O inquérito nacional, ao qual responderam 3862 alunos, de um universo de 130 mil estudantes de dez instituições de ensino superior público, foi levado a cabo por proposta da Associação Académica da UTAD que apresentou a sua análise e conclusões finais nos dias 17 e 18, em Évora, em mais um Encontro Nacional de Direções Associativas.
Os resultados do estudo, nomeadamente na UTAD, deixaram “preocupado” Sérgio Martinho, presidente da Associação Académica de Vila Real. “É preciso fazer alguma coisa”, defendeu o estudante, recordando que a situação dos jovens é agravada com a “perceção de que há dificuldades enormes para conseguir arranjar emprego ou constituir a própria empresa” no final do percurso académico.
Dos 1269 alunos, de um universo de oito mil inscritos, que responderam ao inquérito na Universidade transmontana, 619 responderam que “têm dificuldades económicas”.
À questão sobre a possibilidade de deixar de estudar por causa dessas dificuldades responderam 519 estudantes, dos quais 310 reponderam afirmativamente.

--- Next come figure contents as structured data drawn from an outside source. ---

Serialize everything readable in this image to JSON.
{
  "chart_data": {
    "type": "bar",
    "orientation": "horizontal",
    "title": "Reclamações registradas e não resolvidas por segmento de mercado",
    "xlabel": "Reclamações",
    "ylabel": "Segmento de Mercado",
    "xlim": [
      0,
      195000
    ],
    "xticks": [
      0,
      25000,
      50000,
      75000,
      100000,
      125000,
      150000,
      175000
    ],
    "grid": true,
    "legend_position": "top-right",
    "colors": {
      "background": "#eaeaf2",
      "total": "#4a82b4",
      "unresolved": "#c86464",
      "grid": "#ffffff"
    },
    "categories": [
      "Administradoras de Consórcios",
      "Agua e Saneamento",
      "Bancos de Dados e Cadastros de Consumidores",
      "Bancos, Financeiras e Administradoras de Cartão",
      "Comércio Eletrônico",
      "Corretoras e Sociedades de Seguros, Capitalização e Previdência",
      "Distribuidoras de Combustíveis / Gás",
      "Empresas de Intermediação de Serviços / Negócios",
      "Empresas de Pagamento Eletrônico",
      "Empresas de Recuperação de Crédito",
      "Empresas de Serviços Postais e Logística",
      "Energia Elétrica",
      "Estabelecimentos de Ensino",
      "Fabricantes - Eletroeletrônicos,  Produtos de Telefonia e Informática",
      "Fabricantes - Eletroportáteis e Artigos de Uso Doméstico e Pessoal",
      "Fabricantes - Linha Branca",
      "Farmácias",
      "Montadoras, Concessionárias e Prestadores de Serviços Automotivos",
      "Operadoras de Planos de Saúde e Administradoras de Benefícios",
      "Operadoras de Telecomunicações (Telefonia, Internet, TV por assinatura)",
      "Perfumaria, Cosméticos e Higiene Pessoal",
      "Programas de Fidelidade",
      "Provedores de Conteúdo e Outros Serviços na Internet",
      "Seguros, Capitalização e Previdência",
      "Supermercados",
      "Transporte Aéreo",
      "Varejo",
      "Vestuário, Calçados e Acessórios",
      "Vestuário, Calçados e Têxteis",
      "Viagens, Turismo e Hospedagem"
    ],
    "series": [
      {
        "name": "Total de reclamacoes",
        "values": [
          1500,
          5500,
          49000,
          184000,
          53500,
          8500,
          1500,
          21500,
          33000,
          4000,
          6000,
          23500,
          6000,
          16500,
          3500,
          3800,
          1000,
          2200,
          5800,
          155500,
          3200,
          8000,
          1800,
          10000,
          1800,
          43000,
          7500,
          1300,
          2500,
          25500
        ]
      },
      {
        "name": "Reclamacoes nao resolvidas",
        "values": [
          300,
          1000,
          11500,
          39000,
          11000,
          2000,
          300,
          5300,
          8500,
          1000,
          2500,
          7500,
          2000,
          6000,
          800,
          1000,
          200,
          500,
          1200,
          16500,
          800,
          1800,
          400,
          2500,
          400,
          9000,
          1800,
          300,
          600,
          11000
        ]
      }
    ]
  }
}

O dirigente associativo referiu ainda que dos 1200 alunos inscritos neste ano letivo pela primeira vez na UTAD, 1092 pediram bolsa de ação social, um número pesado que se justifica ao recordar que 85 por cento dos estudantes da academia transmontana são deslocados, uma situação que representa custos adicionais de alojamento e transporte que as famílias têm que suportar.
“À medida que as bolsas vão sendo recusadas, há muitos estudantes que são obrigados a conciliar os estudos com um emprego ou a recorrerem a empréstimos ao banco para pagar as propinas”, lamenta a AA.
Outra conclusão que levanta preocupações à organização que representa os estudantes da UTAD refere-se ao facto de “mais de metade” dos inquiridos considerarem que a sua formação “não se ajusta às oportunidades de emprego em Portugal”.
Os resultados obtidos na UTAD não fogem aos gerais registados a nível nacional, sendo de sublinhar que, de um total de 3862 alunos que participaram no inquérito, 1885 (40 por cento) confirmaram que vivem com dificuldades financeiras.
“Temes abandonar o ensino superior devido às dificuldades financeiras?”, questionou o estudo, obtendo a resposta de 1871 alunos, dos quais 1224 (64 por cento) disseram que sim.
58 por cento dos estudantes afirmaram que não se sente preparado para entrar no mundo de trabalho e 62 por cento acredita mesmo que a formação que recebe no seu estabelecimento de ensino superior “não se ajusta às oportunidades de emprego existentes em Portugal.
Outro dado importante que resulta do inquérito é o facto de 45 por cento alunos terem manifestado a sua intenção de emigrar após terminar o curso, sendo de referir que, desses, mais de metade explica a decisão com as atuais condições sócioeconómicas do país e 34 por cento com a ambição pessoal.
Analisar as reais dificuldades vividas pelos estudantes foi o objetivo do inquérito, cujas conclusões serão agora utilizadas para “enfrentar a tutela e os órgãos de direito” na exigência de respostas políticas para o ensino superior.